DOVE VA LA CLASSE OPERAIA STATUNITENSE? INTERVISTA A BEVERLY SILVER (SECONDA PUNTATA)
Per gentile
concessione di Jacobin Magazine pubblichiamo la traduzione dell’intervista a
Beverly Silver, presidente del Dipartimento di Sociologia alla John Hopkins
University. Silver è una delle più importanti figure della sociologia del lavoro
e da sempre una militante per i lavoratori. Tra le sue opere “Le forze del
lavoro” e “Caos e governo del mondo” firmate con Giovanni Arrighi, entrambi
pubblicati da Bruno Mondadori.
DOMANDA
In passato, le ondate
di militanza e organizzazione hanno tendenzialmente portato nuove e potenti
forme organizzative. Nel diciannovesimo secolo ci furono i sindacati dei
lavoratori specializzati, nel ventesimo secolo i sindacati industriali. Queste
forme sono destinate all’oblio? Se si, cosa potrebbe rimpiazzarle?
RISPOSTA
Di sicuro non sono
destinate all’oblio. Negli USA, per esempio, alcuni dei sindacati coi migliori
risultati oggi (in termini di reclutamento di nuovi membri e di militanza) sono
quelli che hanno le radici nella vecchia American Federation of Labor, nella
tradizione dei lavoratori specializzati. Qualcuno sostiene che alcuni elementi
di questo vecchio stile organizzativo sono più adatti alla natura orizzontale
degli odierni posti di lavoro, piuttosto che i sindacati industriali tipici
delle
grandi imprese a integrazione verticale
grandi imprese a integrazione verticale
Questo non significa
che i sindacati industriali siano morti. I successi tipici dei sindacati della
Confederation of Industrial Unions (come lo sciopero di Flint e quelli
successivi) si basavano sullo strategico potere di contrattazione dei lavoratori
sul luogo della produzione. Penso ci siano ancora lezioni da trarre da quei
successi.
Chiaramente nessuna
di queste due forme ha avuto successo nei confronti dei problemi fondamentali
del capitalismo. Come ho già detto, il problema dei sindacati è che, fino a
quando sono efficaci, il capitale e lo stato non hanno interesse a collaborare
con loro. Nella misura in cui invece non riescono a portare cambiamenti seri
nelle vite dei lavoratori (ed è ciò che è successo in larga parte) perdono
credibilità e legittimità agli occhi dei lavoratori stessi.
Penso che vediamo
costantemente entrambi i lati di questa contraddizione. I sindacati sono parte
della soluzione ma non sono la soluzione completa.
DOMANDA
Una delle idee di
Marx era che i sindacati avrebbero dovuto integrare i disoccupati in un’unica
organizzazione. Questa è un’opzione negli Stati Uniti?
RISPOSTA
Penso che sarebbe
certamente l’ideale, è ciò che dicevano Marx e Engels nel Manifesto del Partito
Comunista quando discutevano del ruolo dei comunisti e del movimento
operaio.
Questo ci riporta
anche alla questione della relazione tra il processo di sfruttamento e quello di
esclusione, tra la lotta nei luoghi di lavoro e la lotta nelle strade.
Per i sindacati,
cercare di seguire l’idea di Marx significa pensare strategicamente alle
condizioni in cui i lavoratori con un impiego stabile possano essere portati e
radicalizzati nelle lotte dei disoccupati e precari, e viceversa.
DOMANDA
Quali sono le
prospettive per la rivitalizzazione del lavoro negli USA? Ti aspetti un aumento
della militanza e dell’organizzazione nel prossimo futuro?
RISPOSTA
Da un lato, su un
terreno teorico, mi aspetto un aumento della militanza dei lavoratori negli USA.

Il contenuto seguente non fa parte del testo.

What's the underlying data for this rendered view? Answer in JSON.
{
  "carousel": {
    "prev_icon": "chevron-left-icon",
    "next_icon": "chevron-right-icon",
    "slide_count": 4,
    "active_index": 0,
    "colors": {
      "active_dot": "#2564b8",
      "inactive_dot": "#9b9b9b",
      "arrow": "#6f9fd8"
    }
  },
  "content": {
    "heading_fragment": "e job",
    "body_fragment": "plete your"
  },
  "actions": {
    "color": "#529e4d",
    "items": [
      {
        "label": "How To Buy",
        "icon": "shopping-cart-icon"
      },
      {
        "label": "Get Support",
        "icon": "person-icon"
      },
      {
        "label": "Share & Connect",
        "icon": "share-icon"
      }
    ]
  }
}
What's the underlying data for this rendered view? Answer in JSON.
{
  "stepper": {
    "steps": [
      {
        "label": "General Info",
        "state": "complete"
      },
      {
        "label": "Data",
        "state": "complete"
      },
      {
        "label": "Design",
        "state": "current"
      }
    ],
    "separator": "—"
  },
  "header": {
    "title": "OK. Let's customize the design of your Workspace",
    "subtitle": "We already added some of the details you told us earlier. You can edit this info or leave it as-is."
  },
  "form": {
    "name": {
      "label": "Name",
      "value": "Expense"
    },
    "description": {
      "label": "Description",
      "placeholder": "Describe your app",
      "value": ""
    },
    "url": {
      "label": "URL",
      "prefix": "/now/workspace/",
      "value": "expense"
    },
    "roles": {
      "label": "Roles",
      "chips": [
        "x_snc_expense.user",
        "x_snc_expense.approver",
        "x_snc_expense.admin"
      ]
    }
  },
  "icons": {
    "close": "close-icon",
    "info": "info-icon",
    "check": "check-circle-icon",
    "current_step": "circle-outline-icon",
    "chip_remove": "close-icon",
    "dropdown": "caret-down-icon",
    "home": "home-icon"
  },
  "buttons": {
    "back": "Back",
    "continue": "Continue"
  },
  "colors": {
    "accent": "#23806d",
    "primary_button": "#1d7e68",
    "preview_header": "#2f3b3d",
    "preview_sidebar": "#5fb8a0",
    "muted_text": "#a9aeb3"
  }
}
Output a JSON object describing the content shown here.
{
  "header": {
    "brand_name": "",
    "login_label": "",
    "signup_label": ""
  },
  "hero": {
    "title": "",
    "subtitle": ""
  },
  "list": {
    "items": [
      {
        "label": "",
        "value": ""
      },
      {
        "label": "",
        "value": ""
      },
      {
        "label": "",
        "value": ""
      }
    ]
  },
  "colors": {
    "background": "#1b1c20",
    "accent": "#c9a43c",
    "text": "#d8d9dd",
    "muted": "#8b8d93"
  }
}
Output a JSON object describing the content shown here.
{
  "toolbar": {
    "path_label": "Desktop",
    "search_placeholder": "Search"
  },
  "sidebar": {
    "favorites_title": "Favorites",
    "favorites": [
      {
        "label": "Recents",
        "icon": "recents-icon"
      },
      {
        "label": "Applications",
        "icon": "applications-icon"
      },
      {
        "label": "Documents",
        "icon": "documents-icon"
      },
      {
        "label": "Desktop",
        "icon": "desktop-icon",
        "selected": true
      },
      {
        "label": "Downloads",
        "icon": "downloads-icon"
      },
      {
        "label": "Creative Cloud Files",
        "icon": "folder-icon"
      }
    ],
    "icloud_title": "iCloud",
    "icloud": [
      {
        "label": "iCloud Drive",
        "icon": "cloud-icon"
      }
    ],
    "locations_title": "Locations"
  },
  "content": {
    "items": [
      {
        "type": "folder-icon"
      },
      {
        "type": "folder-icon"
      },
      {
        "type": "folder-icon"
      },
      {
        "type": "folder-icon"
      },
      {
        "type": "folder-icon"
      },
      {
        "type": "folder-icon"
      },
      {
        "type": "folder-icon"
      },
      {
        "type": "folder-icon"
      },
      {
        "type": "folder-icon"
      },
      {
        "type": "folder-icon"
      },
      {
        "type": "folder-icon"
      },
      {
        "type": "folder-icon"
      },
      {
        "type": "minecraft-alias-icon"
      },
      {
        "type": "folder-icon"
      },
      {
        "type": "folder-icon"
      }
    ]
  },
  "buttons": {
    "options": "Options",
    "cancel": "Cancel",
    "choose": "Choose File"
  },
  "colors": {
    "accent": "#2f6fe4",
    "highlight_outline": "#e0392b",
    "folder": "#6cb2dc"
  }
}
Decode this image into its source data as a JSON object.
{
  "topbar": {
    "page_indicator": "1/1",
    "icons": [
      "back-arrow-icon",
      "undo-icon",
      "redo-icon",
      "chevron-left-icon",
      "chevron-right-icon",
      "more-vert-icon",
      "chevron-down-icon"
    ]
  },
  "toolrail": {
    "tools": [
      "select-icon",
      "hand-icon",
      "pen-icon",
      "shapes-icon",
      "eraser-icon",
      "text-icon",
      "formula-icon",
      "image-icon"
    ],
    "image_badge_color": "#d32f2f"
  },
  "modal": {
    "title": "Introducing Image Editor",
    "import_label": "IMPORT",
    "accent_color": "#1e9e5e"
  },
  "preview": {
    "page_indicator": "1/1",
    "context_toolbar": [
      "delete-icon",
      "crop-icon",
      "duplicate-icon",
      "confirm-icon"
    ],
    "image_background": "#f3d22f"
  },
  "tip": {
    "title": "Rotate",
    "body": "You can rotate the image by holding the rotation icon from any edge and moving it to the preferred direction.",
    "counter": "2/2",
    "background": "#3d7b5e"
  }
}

A livello empirico, dal 2008, abbiamo visto un aumento dei disordini sociali
legati alla classe in tutto il mondo, che potrebbe in retrospettiva apparire
come l’inizio di una rivitalizzazione di lungo termine.
Questo va contro il
sentimento prevalente; è interessante comparare il pessimismo di oggi con ciò
che dicevano gli esperti negli anni ‘20. Allora, gli esperti osservavano come i
lavoratori specializzati fossero minacciati dall’espansione della produzione di
massa, e sostenevano che il movimento dei lavoratori fosse indebolito
mortalmente, definitivamente morto. E hanno continuato a ripeterlo fino alla
vigilia dell’ondata di disordini operai a metà anni ‘30.
Non comprendevano
che, mentre era vero che molti dei sindacati dei lavoratori specializzati erano
ormai indeboliti, si stava formando una nuova classe operaia. Osserviamo la
stessa cosa oggi, una situazione in cui la classe operaia della produzione di
massa del ventunesimo secolo viene indebolita, ma c’è anche una nuova classe
operaia in formazione, anche nella manifattura.
E’ importante non
rimuovere la manifattura dal ragionamento su ciò che sta accadendo, anche negli
USA, tantomeno nel mondo intero. Ogni volta che avviene una nuova ondata di
disordini operai, la classe operaia appare fondamentalmente diversa, e le
strategie e le mobilitazioni sono fondamentalmente diverse.
DOMANDA
Chi pensi che guiderà
la rivolta, questa volta?
RISPOSTA
Difficile da dire.
Ciò che è chiaro sono le questioni critiche per il lavoro oggi, che in buona
parte riguardano la base di massa e la guida necessarie affinché la “prossima
rivolta” sia trasformativa. Siamo in una situazione in cui il capitale sta
distruggendo le condizioni di vita più velocemente di quanto ne crei di nuove.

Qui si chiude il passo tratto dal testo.